Opinion: Grand Theft Auto V’s Ending Was Rockstar At Their Laziest

by on October 30, 2013

SPOILER WARNING: In case you didn’t realise it with the pretty obviously named article, we’re about to talk about the ending to Grand Theft Auto V. If you haven’t gotten there yet, you may want to come back when you have.

Did Rockstar feel obliged to include multiple endings in Grand Theft Auto V? It certainly felt like it.

Given that the game has three playable leads, three endings with a fatal outcome for each seemed plausible and likely. To an extent this plays into the finale – which has Franklin choose between killing Trevor, Michael or neither.

Neither is option C, labelled Deathwish, and it implies Franklin’s sacrifice to save his two colleagues. This isn’t how it happens of course, all three survive, but the chance of it happening weighs on the minds of players when they’re forced to choose.

Option C is also the most satisfying ending, rewarding players with all three characters in the post-credits game and a mission worthy of being the finale. On its own it is a good ending, but take all three conclusions into account and suddenly things look different.

Just how much better option C is compared to the alternative finales is laughable. The only conclusion to reach is that Rockstar wanted people to choose the more heroic ending – a notion which goes against having multiple endings entirely.


Options A and B see Franklin meet Trevor and Michael at the same location before a chase sequence that leads to their respective deaths.

A is a logical choice for Franklin to make. Trevor is a psychopath and a liability who could kill anyone at any given moment. His death too is fittingly grim and Michael plays a role in putting him down, a bigger one should you take too long, though he seems to despise Franklin afterwards for doing it.

Franklin killing Michael in B makes no sense at all given their relationship. Michael gives Franklin opportunity after opportunity in the game, setting up his life in the Los Santos hills in the process. The lapse in logic is compounded when, completely out of the blue and moments before Franklin intends to kill Michael, the father of two discovers that his daughter – a vapid fame-obsessed girl – is suddenly set to enrol in college.

Its poor writing preceding a poor ending in which the player does nothing but chase. A at least lets the player pull the trigger, in B Michael’s fall is in a cutscene and by his own design.  How terrible the endings are, and the lack of comeuppance they dish out to anyone other than Trevor, is a slap to the face of any player who chooses them.

As the game reaches its conclusions we see the Michael/Trevor friendship reach boiling point when Trevor discovers what Michael did to ensure his own survival. Their paths set them on a collision course that would seem to end with either one of their deaths.


This very important aspect to the story only figures into the first two endings in the smallest ways. Whoever Franklin chooses to kill, he calls the other for help. Michael decides to help, seeing Trevor as a rabid dog that needs putting down, and Trevor refuses to help, displaying how much loyalty ultimately means to him.

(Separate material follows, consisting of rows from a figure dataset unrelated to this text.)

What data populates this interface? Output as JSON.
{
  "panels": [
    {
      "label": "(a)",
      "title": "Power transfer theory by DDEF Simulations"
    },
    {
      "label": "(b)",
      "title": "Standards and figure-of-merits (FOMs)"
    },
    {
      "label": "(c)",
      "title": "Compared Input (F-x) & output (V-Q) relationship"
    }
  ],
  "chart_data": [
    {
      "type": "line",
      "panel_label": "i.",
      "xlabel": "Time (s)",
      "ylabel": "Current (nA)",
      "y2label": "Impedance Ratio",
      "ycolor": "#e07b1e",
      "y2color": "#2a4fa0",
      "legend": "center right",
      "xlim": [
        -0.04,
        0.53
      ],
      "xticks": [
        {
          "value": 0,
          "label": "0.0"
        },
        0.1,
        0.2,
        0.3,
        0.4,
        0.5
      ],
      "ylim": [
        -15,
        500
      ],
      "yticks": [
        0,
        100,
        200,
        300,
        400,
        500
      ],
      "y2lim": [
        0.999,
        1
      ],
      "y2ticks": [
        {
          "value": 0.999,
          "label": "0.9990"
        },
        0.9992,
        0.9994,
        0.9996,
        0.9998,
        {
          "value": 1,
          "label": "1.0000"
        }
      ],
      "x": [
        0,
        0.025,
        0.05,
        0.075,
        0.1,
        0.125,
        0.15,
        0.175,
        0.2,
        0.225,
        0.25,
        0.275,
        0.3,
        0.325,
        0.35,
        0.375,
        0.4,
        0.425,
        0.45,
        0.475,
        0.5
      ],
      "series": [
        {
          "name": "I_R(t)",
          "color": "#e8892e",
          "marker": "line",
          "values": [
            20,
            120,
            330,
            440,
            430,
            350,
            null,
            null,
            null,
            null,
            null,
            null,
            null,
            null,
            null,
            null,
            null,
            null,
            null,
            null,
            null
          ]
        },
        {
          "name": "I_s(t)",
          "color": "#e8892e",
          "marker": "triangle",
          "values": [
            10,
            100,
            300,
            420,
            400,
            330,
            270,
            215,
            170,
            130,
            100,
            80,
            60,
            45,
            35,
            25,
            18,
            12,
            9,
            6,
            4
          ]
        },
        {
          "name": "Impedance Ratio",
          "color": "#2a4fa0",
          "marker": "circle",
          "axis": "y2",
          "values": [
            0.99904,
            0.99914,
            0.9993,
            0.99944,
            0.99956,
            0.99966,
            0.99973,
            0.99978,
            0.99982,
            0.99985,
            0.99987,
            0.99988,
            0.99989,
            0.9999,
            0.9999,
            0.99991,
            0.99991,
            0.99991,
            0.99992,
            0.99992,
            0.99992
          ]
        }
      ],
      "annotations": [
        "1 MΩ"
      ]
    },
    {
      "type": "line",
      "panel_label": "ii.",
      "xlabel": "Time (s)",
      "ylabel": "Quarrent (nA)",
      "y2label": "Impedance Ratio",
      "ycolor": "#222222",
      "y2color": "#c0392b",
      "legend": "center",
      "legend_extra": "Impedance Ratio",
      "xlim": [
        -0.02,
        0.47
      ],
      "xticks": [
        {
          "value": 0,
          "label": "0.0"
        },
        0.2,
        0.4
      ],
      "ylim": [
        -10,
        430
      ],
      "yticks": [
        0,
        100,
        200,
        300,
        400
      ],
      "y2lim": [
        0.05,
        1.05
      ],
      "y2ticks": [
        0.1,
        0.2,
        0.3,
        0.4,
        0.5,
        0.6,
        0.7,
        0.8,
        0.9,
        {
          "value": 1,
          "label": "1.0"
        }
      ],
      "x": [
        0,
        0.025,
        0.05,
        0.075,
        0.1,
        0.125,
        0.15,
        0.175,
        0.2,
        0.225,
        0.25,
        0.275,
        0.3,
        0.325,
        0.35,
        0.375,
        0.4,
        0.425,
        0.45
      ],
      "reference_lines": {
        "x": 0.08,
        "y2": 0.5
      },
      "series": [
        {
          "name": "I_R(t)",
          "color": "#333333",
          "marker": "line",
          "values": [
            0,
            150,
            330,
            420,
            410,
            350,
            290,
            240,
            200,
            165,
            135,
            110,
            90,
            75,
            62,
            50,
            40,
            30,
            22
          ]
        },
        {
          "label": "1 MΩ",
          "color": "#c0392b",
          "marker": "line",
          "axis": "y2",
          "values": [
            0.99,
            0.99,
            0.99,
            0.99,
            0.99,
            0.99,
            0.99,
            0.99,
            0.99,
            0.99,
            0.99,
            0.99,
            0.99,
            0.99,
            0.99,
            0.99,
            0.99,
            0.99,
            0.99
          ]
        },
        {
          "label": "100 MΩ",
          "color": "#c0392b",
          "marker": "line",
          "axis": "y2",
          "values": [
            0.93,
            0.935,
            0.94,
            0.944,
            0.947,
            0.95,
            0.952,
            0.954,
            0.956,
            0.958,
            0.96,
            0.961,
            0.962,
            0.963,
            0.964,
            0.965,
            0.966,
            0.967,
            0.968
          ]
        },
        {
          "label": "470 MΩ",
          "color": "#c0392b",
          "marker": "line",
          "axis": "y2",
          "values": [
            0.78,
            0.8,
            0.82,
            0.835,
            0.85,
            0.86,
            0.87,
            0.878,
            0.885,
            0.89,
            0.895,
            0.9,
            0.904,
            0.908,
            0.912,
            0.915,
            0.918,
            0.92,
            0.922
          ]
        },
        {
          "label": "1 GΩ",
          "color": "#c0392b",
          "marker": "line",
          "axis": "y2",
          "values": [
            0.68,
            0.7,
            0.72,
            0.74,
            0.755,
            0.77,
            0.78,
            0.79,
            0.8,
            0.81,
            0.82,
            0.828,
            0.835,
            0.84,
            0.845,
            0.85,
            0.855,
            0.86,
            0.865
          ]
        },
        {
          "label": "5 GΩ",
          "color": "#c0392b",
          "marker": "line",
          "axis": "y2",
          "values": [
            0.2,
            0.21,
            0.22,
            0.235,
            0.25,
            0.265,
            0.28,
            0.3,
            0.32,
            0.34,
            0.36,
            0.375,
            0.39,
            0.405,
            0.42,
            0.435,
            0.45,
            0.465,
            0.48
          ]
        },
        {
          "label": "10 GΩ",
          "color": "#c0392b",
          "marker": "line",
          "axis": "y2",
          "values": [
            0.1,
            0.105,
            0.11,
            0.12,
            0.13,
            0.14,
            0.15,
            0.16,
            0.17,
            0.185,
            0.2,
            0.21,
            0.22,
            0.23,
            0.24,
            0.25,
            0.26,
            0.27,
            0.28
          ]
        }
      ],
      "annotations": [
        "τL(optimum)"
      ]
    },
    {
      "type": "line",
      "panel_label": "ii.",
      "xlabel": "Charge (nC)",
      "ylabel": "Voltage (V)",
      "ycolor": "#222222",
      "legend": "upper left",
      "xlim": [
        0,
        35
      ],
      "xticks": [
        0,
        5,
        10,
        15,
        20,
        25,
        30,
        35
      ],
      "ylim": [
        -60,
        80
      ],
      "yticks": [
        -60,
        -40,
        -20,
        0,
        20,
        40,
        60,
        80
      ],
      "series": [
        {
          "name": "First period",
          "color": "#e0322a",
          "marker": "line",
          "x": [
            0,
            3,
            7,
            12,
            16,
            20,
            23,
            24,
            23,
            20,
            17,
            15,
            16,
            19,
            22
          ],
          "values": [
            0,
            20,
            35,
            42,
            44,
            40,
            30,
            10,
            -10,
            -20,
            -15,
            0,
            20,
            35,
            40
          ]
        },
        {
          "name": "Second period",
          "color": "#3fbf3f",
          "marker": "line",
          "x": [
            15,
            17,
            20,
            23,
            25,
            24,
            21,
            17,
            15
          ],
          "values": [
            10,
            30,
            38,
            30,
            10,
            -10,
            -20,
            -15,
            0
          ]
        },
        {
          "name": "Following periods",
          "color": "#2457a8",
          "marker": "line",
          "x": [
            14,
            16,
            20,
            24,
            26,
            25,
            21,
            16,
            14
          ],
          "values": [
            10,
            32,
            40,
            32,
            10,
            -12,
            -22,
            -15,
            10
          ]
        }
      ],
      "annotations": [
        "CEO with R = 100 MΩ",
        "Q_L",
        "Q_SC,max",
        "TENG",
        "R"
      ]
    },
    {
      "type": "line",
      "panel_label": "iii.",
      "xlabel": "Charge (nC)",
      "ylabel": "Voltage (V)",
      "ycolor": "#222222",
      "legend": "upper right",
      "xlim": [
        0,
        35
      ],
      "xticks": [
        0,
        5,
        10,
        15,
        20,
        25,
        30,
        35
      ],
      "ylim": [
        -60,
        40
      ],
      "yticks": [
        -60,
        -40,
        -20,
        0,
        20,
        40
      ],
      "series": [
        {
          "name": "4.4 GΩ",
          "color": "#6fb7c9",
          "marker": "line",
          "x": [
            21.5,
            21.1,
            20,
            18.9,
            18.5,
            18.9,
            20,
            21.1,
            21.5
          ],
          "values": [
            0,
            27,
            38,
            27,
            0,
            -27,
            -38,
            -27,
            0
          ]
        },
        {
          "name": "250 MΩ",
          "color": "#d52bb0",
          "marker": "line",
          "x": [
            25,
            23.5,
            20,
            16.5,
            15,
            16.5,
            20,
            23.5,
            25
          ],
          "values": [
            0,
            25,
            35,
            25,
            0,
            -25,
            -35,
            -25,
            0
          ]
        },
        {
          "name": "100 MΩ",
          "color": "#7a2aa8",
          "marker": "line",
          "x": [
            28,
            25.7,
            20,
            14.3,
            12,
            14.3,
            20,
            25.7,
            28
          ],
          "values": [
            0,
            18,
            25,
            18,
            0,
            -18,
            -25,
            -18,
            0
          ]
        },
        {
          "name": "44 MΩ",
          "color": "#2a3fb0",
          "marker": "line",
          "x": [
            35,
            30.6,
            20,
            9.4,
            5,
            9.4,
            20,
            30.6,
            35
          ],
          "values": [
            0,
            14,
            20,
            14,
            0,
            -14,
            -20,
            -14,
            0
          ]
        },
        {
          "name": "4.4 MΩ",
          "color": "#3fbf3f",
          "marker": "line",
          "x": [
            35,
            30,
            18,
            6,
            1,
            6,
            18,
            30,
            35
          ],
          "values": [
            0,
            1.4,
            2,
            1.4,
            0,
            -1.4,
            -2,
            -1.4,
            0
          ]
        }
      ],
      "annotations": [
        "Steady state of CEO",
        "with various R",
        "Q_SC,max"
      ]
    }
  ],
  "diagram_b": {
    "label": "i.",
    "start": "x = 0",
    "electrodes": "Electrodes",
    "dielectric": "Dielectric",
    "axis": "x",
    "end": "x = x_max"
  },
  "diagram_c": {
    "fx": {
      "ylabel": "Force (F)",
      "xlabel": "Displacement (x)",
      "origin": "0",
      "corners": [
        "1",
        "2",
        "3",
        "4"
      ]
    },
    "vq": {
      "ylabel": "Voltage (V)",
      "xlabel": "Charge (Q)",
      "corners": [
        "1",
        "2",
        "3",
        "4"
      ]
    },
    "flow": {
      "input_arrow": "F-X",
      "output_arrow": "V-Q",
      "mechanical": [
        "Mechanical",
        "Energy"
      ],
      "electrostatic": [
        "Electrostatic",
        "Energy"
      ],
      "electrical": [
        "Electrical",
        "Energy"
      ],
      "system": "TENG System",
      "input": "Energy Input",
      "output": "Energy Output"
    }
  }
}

There are numerous ways Rockstar could have played with expectations or at least justified the deaths of Trevor or Michael with some level of creativity. Having chosen to kill Michael, Franklin could have had doubts leading the trio into a situation in which Michael sacrifices his life for Franklin’s.

Trevor too could have gone out in a blaze of glory (rather than just a blaze) having taken on the game’s villains and escaping Franklin’s assassination attempt.

Failing that, what if a lead character killed another, but instead it was you looking down the barrel rather than pulling the trigger? To have one of the characters turn suddenly on the one you’re controlling and kill them would have been a shocking and memorable moment.

It seems that Rockstar saw that they had three characters and felt compelled to include multiple endings, which could well have worked wonderfully. When two of those endings seem throwaway however, it lessens the impact and calls Rockstar’s intentions into doubt.

With three characters and the precedent set by Red Dead Redemption’s incredible finale, Rockstar could have created something special in Grand Theft Auto V, instead they dampened a great game.